I went on a Nordic cruise a few weeks ago, and someone recommended this book: The Unseen by Roy Jacobsen (translated by Don Bartlett and Don Shaw). I was so glad I read it while I was there; it really enhanced my experience of the country.

Similarly, I was reading Burial Rites by Hannah Kent when I first went to Iceland - the book is set there - and I got a vivid sense of the place and its people from that brilliant story.

It was the same with this book.

Set at the beginning of the 20th century on a tiny island called Barroy off the coast of Norway, this is the tale of a family trying to make a living from fishing and farming in a landscape where the weather - often brutal, sometimes magical - is in charge.

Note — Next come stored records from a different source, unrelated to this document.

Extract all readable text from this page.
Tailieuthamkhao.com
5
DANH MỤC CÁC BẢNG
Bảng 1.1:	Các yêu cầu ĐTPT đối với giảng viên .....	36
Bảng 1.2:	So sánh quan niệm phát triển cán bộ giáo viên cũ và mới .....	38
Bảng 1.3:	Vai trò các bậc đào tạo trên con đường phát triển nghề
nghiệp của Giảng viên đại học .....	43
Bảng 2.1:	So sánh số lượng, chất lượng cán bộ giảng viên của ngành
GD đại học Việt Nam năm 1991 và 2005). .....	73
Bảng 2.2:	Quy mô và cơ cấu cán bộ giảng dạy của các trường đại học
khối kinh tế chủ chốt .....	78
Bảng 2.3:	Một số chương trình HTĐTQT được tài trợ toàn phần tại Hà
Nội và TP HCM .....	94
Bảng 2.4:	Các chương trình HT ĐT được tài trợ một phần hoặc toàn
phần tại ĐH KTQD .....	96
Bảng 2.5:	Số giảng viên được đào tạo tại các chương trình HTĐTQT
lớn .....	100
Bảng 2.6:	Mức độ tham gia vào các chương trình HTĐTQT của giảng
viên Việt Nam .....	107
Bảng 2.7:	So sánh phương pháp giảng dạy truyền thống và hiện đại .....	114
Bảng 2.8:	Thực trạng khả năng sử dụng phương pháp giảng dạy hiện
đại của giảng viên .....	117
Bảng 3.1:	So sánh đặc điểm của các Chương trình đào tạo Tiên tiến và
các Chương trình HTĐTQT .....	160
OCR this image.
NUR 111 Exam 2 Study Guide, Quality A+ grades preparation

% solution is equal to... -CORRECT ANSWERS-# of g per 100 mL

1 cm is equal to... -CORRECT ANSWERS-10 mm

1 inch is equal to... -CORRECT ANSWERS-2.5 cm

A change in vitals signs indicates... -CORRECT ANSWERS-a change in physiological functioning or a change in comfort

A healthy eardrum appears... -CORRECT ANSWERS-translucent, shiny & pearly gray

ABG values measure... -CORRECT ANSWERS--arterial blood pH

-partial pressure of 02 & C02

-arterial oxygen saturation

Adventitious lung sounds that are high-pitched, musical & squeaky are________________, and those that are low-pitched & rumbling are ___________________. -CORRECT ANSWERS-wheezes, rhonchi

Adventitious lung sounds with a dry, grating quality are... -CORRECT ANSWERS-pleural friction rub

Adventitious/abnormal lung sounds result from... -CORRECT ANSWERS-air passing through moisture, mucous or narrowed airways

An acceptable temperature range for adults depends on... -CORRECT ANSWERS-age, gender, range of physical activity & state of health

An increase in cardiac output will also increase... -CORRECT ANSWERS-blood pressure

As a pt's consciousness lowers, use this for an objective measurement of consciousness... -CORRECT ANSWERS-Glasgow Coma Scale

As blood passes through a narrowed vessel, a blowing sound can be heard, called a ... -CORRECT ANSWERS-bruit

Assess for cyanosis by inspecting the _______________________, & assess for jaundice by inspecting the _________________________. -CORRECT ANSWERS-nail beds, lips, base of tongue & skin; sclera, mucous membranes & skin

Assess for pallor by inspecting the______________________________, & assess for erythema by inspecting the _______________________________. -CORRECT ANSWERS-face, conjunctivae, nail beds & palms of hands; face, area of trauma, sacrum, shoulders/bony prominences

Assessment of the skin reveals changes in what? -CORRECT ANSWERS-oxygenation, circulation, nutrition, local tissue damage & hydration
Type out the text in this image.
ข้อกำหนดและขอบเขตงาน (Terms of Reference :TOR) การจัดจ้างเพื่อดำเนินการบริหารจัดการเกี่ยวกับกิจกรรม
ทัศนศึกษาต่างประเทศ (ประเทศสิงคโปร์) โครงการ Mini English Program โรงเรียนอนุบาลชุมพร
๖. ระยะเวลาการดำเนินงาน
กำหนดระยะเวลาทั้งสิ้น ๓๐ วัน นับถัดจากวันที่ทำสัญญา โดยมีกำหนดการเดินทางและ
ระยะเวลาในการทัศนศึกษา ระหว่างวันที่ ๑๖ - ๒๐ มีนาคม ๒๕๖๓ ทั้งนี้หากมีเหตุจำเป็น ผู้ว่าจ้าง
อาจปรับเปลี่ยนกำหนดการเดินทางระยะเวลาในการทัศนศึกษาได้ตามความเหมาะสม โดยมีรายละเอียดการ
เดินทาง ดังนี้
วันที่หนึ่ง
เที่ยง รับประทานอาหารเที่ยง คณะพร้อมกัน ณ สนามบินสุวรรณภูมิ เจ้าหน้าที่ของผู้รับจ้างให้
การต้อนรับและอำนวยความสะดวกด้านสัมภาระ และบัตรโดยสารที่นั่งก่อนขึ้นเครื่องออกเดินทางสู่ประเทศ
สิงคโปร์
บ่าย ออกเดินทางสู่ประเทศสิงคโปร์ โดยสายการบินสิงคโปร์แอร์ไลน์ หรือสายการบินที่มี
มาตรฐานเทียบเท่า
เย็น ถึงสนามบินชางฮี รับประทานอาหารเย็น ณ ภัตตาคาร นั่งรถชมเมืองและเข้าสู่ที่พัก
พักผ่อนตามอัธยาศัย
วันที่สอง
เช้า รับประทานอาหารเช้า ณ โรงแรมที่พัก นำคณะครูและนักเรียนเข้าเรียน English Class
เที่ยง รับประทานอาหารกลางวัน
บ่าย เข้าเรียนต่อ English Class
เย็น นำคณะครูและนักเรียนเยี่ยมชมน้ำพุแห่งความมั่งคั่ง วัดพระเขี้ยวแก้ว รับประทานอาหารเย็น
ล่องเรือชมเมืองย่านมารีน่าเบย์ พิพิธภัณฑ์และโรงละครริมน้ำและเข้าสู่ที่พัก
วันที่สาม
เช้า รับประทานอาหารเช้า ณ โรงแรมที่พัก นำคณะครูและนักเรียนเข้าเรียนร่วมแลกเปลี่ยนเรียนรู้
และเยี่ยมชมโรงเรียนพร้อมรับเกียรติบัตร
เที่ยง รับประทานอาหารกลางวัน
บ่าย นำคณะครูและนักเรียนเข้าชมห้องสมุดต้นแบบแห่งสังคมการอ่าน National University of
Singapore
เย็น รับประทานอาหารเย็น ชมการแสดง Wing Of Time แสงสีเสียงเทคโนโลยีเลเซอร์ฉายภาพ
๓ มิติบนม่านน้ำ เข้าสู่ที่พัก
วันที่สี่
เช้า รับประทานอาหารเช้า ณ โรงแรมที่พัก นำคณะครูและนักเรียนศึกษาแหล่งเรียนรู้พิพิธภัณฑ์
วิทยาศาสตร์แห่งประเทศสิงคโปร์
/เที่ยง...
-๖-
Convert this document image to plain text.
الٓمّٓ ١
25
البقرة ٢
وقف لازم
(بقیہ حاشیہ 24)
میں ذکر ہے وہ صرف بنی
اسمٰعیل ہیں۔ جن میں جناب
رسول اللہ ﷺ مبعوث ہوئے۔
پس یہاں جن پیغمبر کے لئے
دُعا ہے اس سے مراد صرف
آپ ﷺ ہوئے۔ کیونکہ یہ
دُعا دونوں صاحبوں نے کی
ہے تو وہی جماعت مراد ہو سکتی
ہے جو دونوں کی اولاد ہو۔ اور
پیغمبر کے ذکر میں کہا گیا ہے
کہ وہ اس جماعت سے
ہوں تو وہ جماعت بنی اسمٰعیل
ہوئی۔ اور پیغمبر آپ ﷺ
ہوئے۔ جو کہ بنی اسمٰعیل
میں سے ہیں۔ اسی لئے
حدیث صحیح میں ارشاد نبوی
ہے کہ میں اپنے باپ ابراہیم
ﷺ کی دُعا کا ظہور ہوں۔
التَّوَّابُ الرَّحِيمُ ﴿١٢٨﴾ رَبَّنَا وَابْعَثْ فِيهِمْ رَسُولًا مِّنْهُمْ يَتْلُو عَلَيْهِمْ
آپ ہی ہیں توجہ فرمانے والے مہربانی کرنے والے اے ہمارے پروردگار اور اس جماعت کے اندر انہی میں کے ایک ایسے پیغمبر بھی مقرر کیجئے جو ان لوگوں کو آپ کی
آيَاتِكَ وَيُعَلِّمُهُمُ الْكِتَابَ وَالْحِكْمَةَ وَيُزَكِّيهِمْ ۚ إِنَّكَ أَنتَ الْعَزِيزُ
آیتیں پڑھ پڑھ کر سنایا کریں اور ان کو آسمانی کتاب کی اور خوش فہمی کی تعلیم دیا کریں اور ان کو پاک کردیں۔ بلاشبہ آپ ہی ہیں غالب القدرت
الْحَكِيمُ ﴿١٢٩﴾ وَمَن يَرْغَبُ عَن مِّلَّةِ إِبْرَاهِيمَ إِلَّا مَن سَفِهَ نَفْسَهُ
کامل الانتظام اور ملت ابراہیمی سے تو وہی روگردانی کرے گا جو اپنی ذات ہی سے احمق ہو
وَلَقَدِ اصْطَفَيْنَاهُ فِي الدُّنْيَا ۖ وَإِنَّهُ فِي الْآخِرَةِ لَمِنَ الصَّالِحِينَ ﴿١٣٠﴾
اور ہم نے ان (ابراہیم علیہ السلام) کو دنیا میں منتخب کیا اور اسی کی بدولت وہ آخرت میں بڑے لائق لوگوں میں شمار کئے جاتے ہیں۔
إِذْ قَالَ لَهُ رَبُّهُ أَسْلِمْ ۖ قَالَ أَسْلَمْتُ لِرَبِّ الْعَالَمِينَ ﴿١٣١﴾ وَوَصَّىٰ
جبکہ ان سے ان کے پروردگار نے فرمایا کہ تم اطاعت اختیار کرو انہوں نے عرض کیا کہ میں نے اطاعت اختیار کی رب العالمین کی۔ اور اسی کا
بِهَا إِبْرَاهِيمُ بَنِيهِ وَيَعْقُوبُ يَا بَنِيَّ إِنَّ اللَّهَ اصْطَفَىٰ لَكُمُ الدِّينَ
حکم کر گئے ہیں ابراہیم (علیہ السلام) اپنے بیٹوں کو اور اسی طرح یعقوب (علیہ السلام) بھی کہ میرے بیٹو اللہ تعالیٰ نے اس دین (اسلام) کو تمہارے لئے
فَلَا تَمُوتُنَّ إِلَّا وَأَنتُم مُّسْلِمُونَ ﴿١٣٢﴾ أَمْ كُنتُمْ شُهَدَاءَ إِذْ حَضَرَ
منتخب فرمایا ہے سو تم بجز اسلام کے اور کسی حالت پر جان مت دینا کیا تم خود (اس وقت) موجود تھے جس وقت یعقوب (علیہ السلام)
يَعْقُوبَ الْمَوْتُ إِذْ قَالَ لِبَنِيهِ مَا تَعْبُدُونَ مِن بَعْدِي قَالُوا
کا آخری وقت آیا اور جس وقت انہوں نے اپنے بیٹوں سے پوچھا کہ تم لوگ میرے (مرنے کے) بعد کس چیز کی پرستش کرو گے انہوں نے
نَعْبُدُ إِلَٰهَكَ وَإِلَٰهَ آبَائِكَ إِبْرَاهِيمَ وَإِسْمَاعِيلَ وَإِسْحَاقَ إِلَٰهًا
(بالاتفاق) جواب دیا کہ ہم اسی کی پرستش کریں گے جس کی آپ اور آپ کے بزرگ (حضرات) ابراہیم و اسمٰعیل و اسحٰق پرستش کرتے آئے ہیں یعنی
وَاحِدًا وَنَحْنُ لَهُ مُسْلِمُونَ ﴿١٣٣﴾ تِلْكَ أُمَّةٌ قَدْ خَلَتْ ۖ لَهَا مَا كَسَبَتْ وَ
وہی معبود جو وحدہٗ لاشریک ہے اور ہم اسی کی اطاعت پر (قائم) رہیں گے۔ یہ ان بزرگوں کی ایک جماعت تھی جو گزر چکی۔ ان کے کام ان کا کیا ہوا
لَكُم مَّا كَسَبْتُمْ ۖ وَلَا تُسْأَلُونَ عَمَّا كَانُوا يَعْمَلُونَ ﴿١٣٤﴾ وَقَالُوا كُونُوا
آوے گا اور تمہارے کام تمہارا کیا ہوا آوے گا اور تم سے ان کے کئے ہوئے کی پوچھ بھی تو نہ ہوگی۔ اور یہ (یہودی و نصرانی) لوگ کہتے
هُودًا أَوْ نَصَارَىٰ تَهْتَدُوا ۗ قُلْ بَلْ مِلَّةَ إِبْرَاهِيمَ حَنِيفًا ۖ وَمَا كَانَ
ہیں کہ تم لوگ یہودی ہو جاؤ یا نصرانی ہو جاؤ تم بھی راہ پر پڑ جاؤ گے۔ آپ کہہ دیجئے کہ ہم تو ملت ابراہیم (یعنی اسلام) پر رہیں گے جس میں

The family comprises Hans and Maria, their daughter Ingrid, Hans’s father Martin and his sister Barbro, who has learning disabilities. They endure extreme physical hardship on their island, where everything has to be done by hand, as well as the joys of nature: gathering the eider down from the precious ducks they look after, skating on the sea when it freezes. But all the time society is changing and the family struggles to protect its small island from the encroaching threats of the spreading local community and new technology.

This book is beautifully descriptive. It tells a fascinating story of a time gone by and an almost-forgotten lifestyle. My visit to a tiny fishing village on the coast of Norway was made twice as memorable from having read this book.